So let’s support women for all that they do. The single moms holding down three jobs and going to school to make a better life for their children, my hat’s off to you. The mothers marching against injustice, my hat’s off to you. The women who make our lives brighter and more beautiful in every way, my hat’s off to you.
I’m not just saying all this either. I do what I can to raise awareness through the arts. I always have and always will.
To show my ongoing commitment to the cause of women’s rights and the craftivism movement, I created the Resist Beanie. Honestly, I was inspired by the hard work of Donna Druchunas, a knit designer I have admired for some time.
The Resist Beanie is a crocheted hat with a filet crochet brim that spells out the word “resist” in filet crochet.
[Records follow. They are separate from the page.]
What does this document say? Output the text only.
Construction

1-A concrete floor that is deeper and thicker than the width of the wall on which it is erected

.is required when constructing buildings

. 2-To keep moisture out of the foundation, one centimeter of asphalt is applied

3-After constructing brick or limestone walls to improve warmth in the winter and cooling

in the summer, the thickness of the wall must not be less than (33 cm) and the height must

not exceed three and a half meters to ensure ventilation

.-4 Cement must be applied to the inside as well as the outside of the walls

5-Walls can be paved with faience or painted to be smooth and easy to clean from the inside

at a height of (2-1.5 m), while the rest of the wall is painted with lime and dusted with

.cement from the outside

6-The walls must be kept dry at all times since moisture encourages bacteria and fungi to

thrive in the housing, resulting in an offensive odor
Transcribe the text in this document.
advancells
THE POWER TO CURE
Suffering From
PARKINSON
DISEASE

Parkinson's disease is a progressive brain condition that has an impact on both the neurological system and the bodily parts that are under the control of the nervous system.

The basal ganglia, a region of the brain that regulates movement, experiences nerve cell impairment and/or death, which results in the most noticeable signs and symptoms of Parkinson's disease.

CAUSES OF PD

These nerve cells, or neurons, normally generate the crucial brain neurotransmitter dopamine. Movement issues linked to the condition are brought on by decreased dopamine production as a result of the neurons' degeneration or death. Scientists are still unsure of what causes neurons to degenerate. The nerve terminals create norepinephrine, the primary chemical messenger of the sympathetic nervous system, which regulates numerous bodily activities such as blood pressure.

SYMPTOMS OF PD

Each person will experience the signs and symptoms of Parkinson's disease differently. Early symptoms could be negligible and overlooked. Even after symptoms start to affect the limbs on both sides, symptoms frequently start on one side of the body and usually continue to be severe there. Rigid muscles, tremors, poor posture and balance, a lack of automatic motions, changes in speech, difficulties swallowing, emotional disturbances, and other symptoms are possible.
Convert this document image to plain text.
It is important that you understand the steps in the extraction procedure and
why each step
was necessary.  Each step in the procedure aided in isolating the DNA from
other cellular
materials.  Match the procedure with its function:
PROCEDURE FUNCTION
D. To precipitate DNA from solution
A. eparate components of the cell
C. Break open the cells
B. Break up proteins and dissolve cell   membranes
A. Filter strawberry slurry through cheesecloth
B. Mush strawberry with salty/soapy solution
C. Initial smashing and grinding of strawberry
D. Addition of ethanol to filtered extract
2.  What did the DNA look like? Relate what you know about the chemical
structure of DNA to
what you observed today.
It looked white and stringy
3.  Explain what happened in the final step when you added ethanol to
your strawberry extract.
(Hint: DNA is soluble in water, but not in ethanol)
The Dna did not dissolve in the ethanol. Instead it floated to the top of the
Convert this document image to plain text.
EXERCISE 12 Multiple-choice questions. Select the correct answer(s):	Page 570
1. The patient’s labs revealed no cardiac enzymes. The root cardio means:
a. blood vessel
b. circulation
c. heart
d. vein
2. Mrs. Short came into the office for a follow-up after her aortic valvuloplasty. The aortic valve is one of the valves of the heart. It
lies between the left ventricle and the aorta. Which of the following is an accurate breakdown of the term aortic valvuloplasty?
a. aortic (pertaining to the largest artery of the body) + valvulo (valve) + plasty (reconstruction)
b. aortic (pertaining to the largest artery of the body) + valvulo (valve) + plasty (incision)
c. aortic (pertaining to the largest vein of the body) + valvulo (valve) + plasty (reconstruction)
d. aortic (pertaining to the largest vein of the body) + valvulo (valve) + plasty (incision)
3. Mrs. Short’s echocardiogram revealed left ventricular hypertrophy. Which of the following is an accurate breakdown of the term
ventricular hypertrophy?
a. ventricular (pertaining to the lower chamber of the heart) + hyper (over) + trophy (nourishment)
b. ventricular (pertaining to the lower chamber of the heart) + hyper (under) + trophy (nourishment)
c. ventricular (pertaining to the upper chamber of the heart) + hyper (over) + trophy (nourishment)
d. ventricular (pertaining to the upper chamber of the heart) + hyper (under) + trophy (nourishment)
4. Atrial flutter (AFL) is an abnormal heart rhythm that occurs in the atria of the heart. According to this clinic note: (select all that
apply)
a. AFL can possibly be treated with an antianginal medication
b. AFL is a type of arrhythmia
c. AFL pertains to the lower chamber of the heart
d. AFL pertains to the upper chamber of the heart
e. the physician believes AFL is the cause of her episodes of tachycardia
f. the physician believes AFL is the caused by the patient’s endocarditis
With spring and summer fast approaching, the need for a lighter, cotton hat to support change has come up. Though it fits the average-sized head snugly, this hat is light, comfortable, and breathable, ideal for warmer weather. A portion of the proceeds from this pattern will be used to support local causes for the resistance, including small businesses that are mostly female-owned/operated.
The pattern is on sale through my Ravelry Store here. It is my new favorite hat and I’ve been wearing it since I finished it a few days ago.
I am committing to making the world a little bit more awesome for the next generation, and the road will be paved with yarn.